Nada personal: MC alinea con la 4T; del PRIMor al Fosfoforena
En menos de diez días de la marcha de la Gen Z y el movimiento del sobrero, una nueva protesta por la inseguridad pública se realizará el 24 de noviembre con un macrobloqueo carretero nacional.
No se trata de una conspiración de la “derecha internacional”, de los que “no quieren pagar impuestos” o una acción “de la oposición” contra Morena y la 4T, son los transportistas de carga hartos de ser víctimas de la delincuencia.
Acicateados por el hartazgo de ser víctimas por el robo al transporte de carga y de pasajeros en las carreteras de cuota y federales, los transportistas levantan la voz.
Además de ser víctimas de bandas delictivas en distintas vías carreteras, los transportistas denuncian la corrupción de la División Caminos de la Guardia Nacional, quienes extorsionan a los conductores, y actúan en complicidad con bandas de asaltantes.

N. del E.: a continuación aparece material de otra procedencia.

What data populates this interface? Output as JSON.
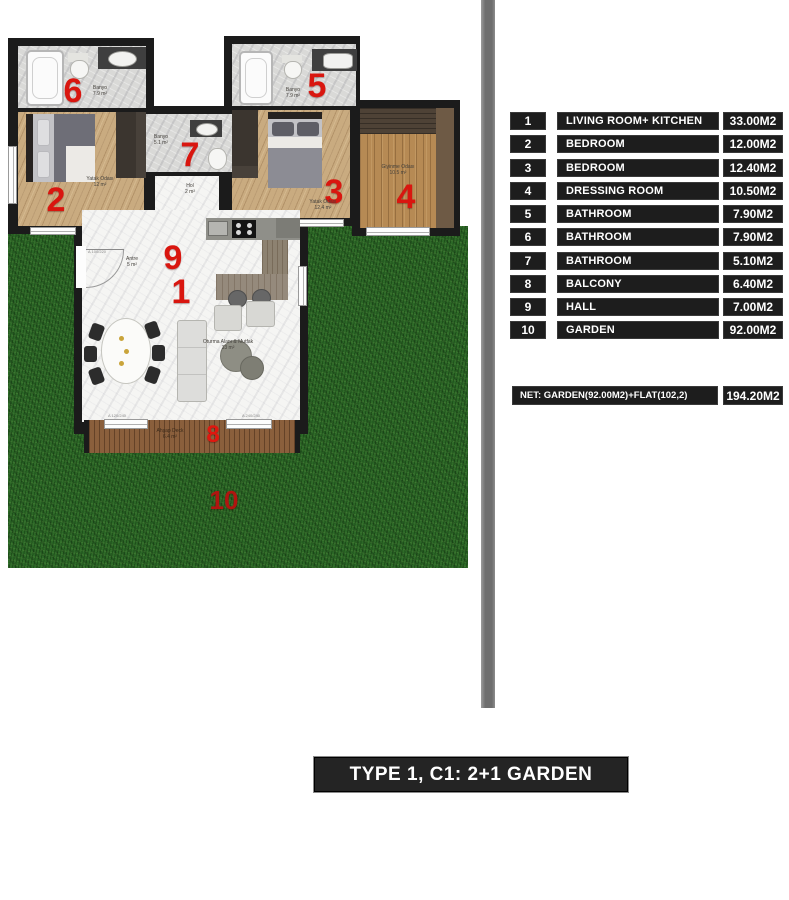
{
  "colors": {
    "accent_red": "#d9160f",
    "wall_black": "#1b1b1b",
    "grass_green": "#2c6827",
    "deck_brown": "#8a5f3c",
    "wood_floor": "#c9ab80",
    "marble": "#f5f5f3",
    "legend_bg": "#1d1d1d",
    "divider_gray": "#7a7a7a"
  },
  "legend": {
    "rows": [
      {
        "num": "1",
        "name": "LIVING ROOM+ KITCHEN",
        "area": "33.00M2"
      },
      {
        "num": "2",
        "name": "BEDROOM",
        "area": "12.00M2"
      },
      {
        "num": "3",
        "name": "BEDROOM",
        "area": "12.40M2"
      },
      {
        "num": "4",
        "name": "DRESSING ROOM",
        "area": "10.50M2"
      },
      {
        "num": "5",
        "name": "BATHROOM",
        "area": "7.90M2"
      },
      {
        "num": "6",
        "name": "BATHROOM",
        "area": "7.90M2"
      },
      {
        "num": "7",
        "name": "BATHROOM",
        "area": "5.10M2"
      },
      {
        "num": "8",
        "name": "BALCONY",
        "area": "6.40M2"
      },
      {
        "num": "9",
        "name": "HALL",
        "area": "7.00M2"
      },
      {
        "num": "10",
        "name": "GARDEN",
        "area": "92.00M2"
      }
    ],
    "net": {
      "label": "NET: GARDEN(92.00M2)+FLAT(102,2)",
      "area": "194.20M2"
    }
  },
  "title": {
    "text": "TYPE 1, C1: 2+1 GARDEN"
  },
  "plan": {
    "rooms": [
      {
        "num": "1",
        "label": "Oturma Alanı & Mutfak",
        "area": "33 m²"
      },
      {
        "num": "2",
        "label": "Yatak Odası",
        "area": "12 m²"
      },
      {
        "num": "3",
        "label": "Yatak Odası",
        "area": "12.4 m²"
      },
      {
        "num": "4",
        "label": "Giyinme Odası",
        "area": "10.5 m²"
      },
      {
        "num": "5",
        "label": "Banyo",
        "area": "7.9 m²"
      },
      {
        "num": "6",
        "label": "Banyo",
        "area": "7.9 m²"
      },
      {
        "num": "7",
        "label": "Banyo",
        "area": "5.1 m²"
      },
      {
        "num": "8",
        "label": "Ahşap Deck",
        "area": "6.4 m²"
      },
      {
        "num": "9",
        "label": "Antre",
        "area": "5 m²"
      },
      {
        "num": "10",
        "label": "",
        "area": ""
      }
    ],
    "hall": {
      "label": "Hol",
      "area": "2 m²"
    },
    "dimension_labels": [
      "A 100/220",
      "A 120/240",
      "A 240/240"
    ]
  }
}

Por estas razones de inseguridad en las carreteras del país, el lunes 24 de noviembre implementarán un macro bloqueo carretero para que el gobierno los escuche y ponga fin a la impunidad de la delincuencia que roba y mata en asaltos carreteros.

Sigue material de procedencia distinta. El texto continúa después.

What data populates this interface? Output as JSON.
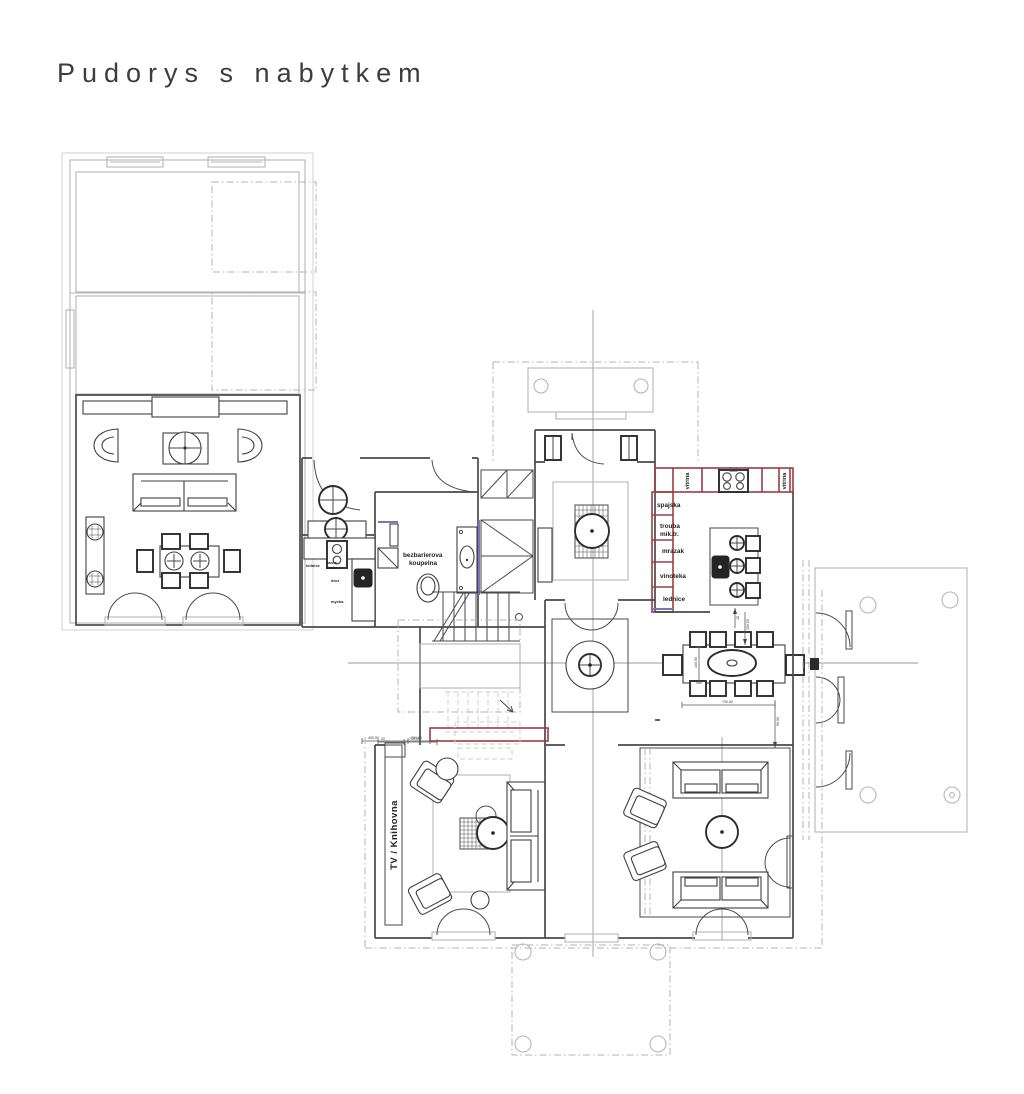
{
  "title": "Pudorys  s  nabytkem",
  "colors": {
    "walls": "#4a4a4a",
    "existing_gray": "#b6b6b6",
    "new_wall_red": "#9c3d42",
    "accent_purple": "#7b74b8",
    "centerline_gray": "#9b9b9b",
    "background": "#ffffff"
  },
  "kitchen": {
    "vitrina_left": "vitrina",
    "vitrina_right": "vitrina",
    "pantry": "spajska",
    "oven_line1": "trouba",
    "oven_line2": "mik.tr.",
    "freezer": "mrazak",
    "wine": "vinoteka",
    "fridge": "lednice"
  },
  "bathroom": {
    "label_line1": "bezbarierova",
    "label_line2": "koupelna"
  },
  "kitchenette": {
    "fridge": "lednice",
    "hob_line1": "varna",
    "hob_line2": "deska",
    "sink": "drez",
    "dishwasher": "mycka"
  },
  "tv_room": {
    "wall_label": "TV  /  Knihovna"
  },
  "dims": {
    "stairs_a": "450,50",
    "stairs_b": "750,50",
    "tv_a": "20",
    "tv_b": "750,50",
    "dining_width": "750,50",
    "dining_depth": "100,50",
    "dining_top": "150,50",
    "dining_right": "90,50",
    "island": "45"
  }
}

Convocados por la Asociación Nacional de Transportistas (ANTAC), el Frente Nacional para el Rescate del Campo Mexicano y el Movimiento Agrícola Campesino (MAC), transportistas paralizarán el país.

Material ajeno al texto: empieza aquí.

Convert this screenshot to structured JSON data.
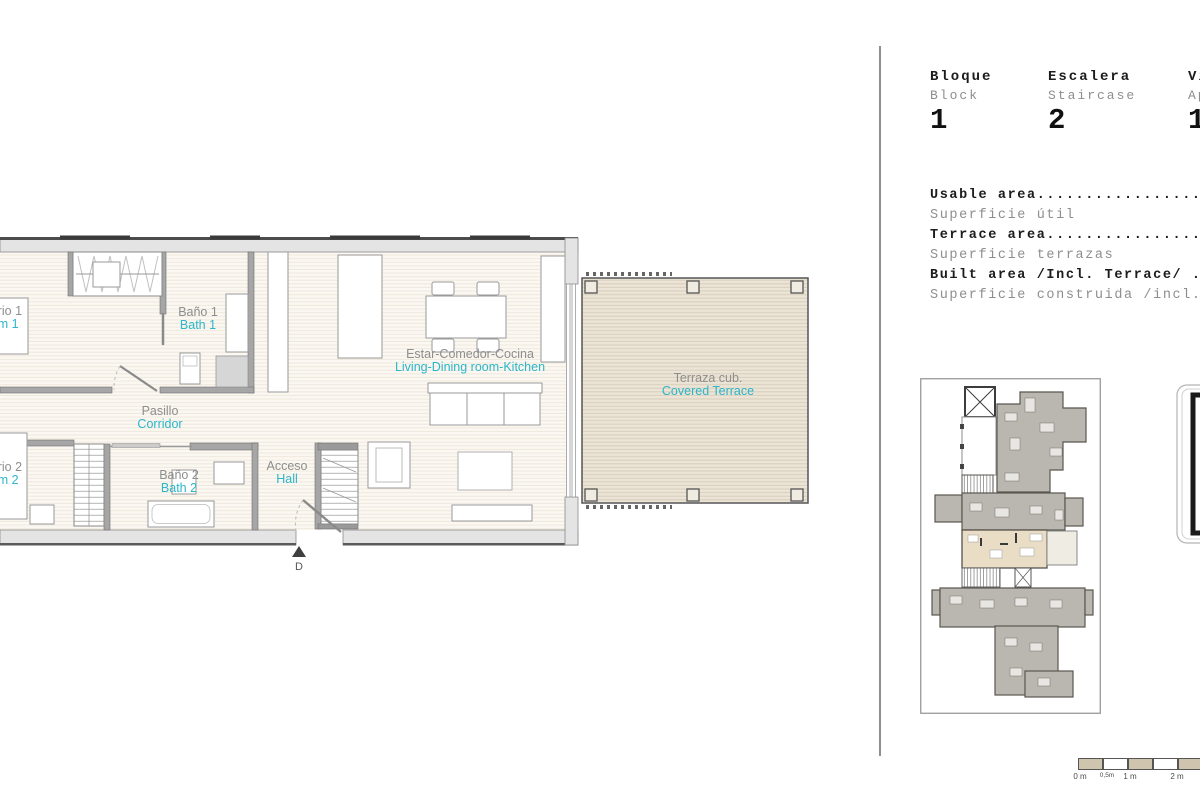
{
  "header": {
    "columns": [
      {
        "label_es": "Bloque",
        "label_en": "Block",
        "value": "1"
      },
      {
        "label_es": "Escalera",
        "label_en": "Staircase",
        "value": "2"
      },
      {
        "label_es": "Vivienda",
        "label_en": "Apartment",
        "value": "1"
      }
    ]
  },
  "areas": {
    "rows": [
      {
        "title": "Usable area...............................................",
        "subtitle": "Superficie útil"
      },
      {
        "title": "Terrace area..............................................",
        "subtitle": "Superficie terrazas"
      },
      {
        "title": "Built area /Incl. Terrace/ ...............................",
        "subtitle": "Superficie construida /incl. terrazas/"
      }
    ]
  },
  "plan": {
    "rooms": {
      "bedroom1": {
        "es": "Dormitorio 1",
        "en": "Bedroom 1"
      },
      "bath1": {
        "es": "Baño 1",
        "en": "Bath 1"
      },
      "corridor": {
        "es": "Pasillo",
        "en": "Corridor"
      },
      "bedroom2": {
        "es": "Dormitorio 2",
        "en": "Bedroom 2"
      },
      "bath2": {
        "es": "Baño 2",
        "en": "Bath 2"
      },
      "hall": {
        "es": "Acceso",
        "en": "Hall"
      },
      "living": {
        "es": "Estar-Comedor-Cocina",
        "en": "Living-Dining room-Kitchen"
      },
      "terrace": {
        "es": "Terraza cub.",
        "en": "Covered Terrace"
      }
    },
    "entrance_marker": "D"
  },
  "scalebar": {
    "labels": [
      "0 m",
      "0,5m",
      "1 m",
      "2 m"
    ]
  },
  "colors": {
    "accent": "#2bb6c9",
    "label_gray": "#8e8e8e",
    "terrace_fill": "#eae3d5",
    "wall_light": "#e4e4e4",
    "wall_mid": "#a6a6a6",
    "unit_gray": "#bab6b0",
    "unit_highlight": "#e9ddc6",
    "scalebar_tan": "#cfc4ae"
  }
}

Los organizadores del macrobloqueo nacional carretero hicieron un llamado “a los transportistas y a la gente en general para que no salgan a carreteras el 24 de noviembre” porque harán bloqueos “para exigir mayor seguridad en nuestras carreteras”.
Las agrupaciones explicaron que la movilización no solo responde a las afectaciones que viven los transportistas, sino también a los riesgos que enfrentan todos los usuarios de las carreteras federales.
Testimonios recogidos por este reportero con transportistas de carga denuncian la complicidad de la GN División Caminos que en las carreteras les hacen el alto para las revisiones, y al conocer el tipo de carga que llevan, se los informan a los asaltantes.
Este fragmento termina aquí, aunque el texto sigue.